Over 40% of Canadian employers are struggling to fill key jobs. With the average cost per hire for a job that requires a minimal skill set estimated at more than $2,000, is it time to work a little harder to ensure that your most important and expensive asset sticks around?
“It just didn’t work out.” “He wasn’t a good fit.” “She didn’t really ‘get’ what our organization is all about.” Explanations for hiring fails are often described in the vaguest of terms.
Take, for instance, the example of a stellar new employee who takes the decision to jump ship after a few months and whose departure is described as “one of those things”. Sometimes it’s easier to reach for a glib excuse to explain it away – rather than attempt to figure out the reasons for what actually happened.
Think about the level of investment and sheer hard work you put into finding new talent. Now compare this to the effort that goes into the introduction phase for successful candidates. Is there a disconnect? If your response to this is simply to ask, “What’s an introduction phase?”, it’s a sign that you’re at risk of putting your investment in jeopardy.
Can you afford not to care?
It isn’t about leaving new employees with a warm glow just for the sake of it. The logic behind a good employee orientation program is to ensure that new employees will hit the ground running: delivering better results, faster. In Canada, the average price/cost to hire someone – in other words, the costs linked directly to the recruitment process, is estimated at over $2,000 per hire. But there’s much more to the true cost of recruitment than things like advertising costs.
While you’re busy trying to hire someone and you’re operating at less than full strength, what’s happening to the work that is required by this job? How is customer/client care being affected? What’s happening to staff morale?
On top of the time spent sourcing that new employee, it takes an estimated 28 weeks for a new employee to reach optimum productivity. That’s a long time for your organization not to be firing on all cylinders. And if the hire fails, it’s a case of back to the drawing board as the whole costly cycle starts up all over again.
You promised the sun and moon at the interview. So what next?
Step into the shoes of a promising new employee. You’ve captured their imagination with a carefully crafted job description. Throughout the selection process, you’ve wowed them by invoking a real sense of what your organization is all about; where you hope to go and why they should join you on that journey. So far, so good.
If you were to follow that very same employee on their first day at work, a different picture might emerge. Left alone to languish at their desk to plough through office policies, that “dynamic environment” that was promised in the interview may seem like a distant memory.

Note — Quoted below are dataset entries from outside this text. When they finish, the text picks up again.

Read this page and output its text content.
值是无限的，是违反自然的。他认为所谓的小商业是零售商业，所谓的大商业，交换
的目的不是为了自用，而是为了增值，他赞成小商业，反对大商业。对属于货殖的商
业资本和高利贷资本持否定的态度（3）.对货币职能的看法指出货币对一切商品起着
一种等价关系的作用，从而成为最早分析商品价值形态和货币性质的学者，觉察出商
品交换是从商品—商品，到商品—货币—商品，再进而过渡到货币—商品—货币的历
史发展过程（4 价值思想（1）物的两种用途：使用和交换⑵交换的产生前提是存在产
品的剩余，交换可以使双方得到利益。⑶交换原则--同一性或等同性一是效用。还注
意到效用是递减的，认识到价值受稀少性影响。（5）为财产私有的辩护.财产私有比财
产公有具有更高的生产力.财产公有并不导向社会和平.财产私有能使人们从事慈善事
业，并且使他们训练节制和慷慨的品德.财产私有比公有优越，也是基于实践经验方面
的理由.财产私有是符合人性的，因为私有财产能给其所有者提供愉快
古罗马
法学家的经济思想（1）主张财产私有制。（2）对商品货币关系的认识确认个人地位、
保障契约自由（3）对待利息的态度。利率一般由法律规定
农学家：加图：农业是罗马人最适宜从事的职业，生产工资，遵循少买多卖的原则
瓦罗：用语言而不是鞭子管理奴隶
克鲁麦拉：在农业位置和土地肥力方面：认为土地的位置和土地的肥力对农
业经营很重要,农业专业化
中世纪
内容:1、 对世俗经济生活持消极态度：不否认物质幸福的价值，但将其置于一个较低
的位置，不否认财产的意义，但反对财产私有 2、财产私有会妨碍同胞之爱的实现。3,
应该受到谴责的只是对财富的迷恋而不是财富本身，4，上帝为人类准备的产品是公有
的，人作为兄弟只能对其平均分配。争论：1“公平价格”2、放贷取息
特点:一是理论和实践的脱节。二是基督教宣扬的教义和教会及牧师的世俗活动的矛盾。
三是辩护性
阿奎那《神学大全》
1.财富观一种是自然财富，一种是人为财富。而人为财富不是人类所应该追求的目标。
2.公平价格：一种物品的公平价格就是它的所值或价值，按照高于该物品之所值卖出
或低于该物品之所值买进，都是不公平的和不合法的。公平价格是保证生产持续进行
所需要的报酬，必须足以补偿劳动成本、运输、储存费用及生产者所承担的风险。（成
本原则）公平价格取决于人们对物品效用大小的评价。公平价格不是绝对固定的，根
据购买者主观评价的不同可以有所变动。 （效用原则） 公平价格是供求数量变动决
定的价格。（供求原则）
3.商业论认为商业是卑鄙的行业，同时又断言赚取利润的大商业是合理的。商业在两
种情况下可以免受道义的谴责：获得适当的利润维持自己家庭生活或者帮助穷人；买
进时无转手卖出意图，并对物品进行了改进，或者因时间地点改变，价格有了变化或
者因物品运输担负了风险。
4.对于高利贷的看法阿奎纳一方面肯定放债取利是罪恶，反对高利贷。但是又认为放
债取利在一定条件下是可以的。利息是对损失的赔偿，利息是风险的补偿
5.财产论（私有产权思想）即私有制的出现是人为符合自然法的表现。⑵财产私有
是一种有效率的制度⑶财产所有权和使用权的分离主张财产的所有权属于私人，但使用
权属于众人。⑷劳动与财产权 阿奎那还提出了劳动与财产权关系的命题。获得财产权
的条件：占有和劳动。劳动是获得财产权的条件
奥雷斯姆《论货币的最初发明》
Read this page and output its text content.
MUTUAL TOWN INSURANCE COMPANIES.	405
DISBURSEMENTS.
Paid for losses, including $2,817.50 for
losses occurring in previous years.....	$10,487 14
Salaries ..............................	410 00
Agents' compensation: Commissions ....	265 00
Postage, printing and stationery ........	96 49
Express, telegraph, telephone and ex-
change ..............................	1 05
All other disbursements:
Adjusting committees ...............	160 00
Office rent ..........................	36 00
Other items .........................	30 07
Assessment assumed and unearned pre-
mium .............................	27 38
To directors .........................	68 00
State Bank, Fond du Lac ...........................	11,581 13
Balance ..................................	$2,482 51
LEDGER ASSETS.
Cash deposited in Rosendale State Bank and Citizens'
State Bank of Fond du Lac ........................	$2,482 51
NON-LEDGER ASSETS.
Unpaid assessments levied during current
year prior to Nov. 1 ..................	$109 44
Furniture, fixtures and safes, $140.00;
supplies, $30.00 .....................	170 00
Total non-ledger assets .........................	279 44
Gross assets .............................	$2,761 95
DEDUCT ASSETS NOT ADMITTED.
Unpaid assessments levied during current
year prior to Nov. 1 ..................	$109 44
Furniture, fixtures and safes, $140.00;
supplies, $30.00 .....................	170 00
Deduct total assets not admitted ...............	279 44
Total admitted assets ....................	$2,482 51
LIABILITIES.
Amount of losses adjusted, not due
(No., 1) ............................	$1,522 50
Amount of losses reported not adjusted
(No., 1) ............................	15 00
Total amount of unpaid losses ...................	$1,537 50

This is the day they’ve been waiting for – but it’s hard to summon up much passion if you’ve forgotten everyone’s names, you’re not quite sure how long you have for lunch or that the coffee in the kitchen isn’t free – there is a coffee fund.
An example of how to do things can be seen at Netflix. “Which laptop do you want? How do you like it configured?” For an employee, on-boarding starts before day one with a phone call to get a feel for how the new employee likes to work. Come the start date, their desired computer set-up is all ready and waiting for them. A dedicated mentor is also on hand to help with the in’s and out’s of working at Netflix.
Two things are happening with this orientation: they’re getting to grips with the Netflix way of working and Netflix’s future aspirations. He’s submitting work within a matter of days. The new employee ‘gets’ what the company’s about and where they fit in.
Giving new employees a thorough sense of “Who we are” and “What we stand for” is as much a priority as explaining “What we do”.
This is us…..are you in?
Organizations with successful on-boarding programs, develop committed relationships that are mutually beneficial. The on-boarding program is more than a one day (or less at times) quick tour and introduction. It’s about putting together a plan that ensures that the new team member is set up for success – taking time to show them your way of doing things, your vision and your story.
An intense, on-boarding ‘bootcamp’ for instance, might be just as off putting to a new employee as having no introduction plan at all – especially if that program isn’t what your organization stands for.
Putting your cards on the table from day one – telling them your values and how you operate – allows them and you to decide if there is a good fit. Being transparent and having a stellar orientation plan will pay off.
Going, going, gone??
The clock is ticking. 40% of employees who move on from a company do so within the first six months. The fact that almost half of them leave for positions with the same pay or less, shows that this isn’t always about cash.
Leave an employee with a sense of alienation, lack of direction and a mismatch between what was promised during the recruitment process compared to their perception of reality within your organization, and you’re all set up for a hiring fail.
Research suggests that if you take on-boarding seriously you’re 65% more likely to have that employee as part of your team three years down the line!
In other words, putting in the work at the beginning off pays off!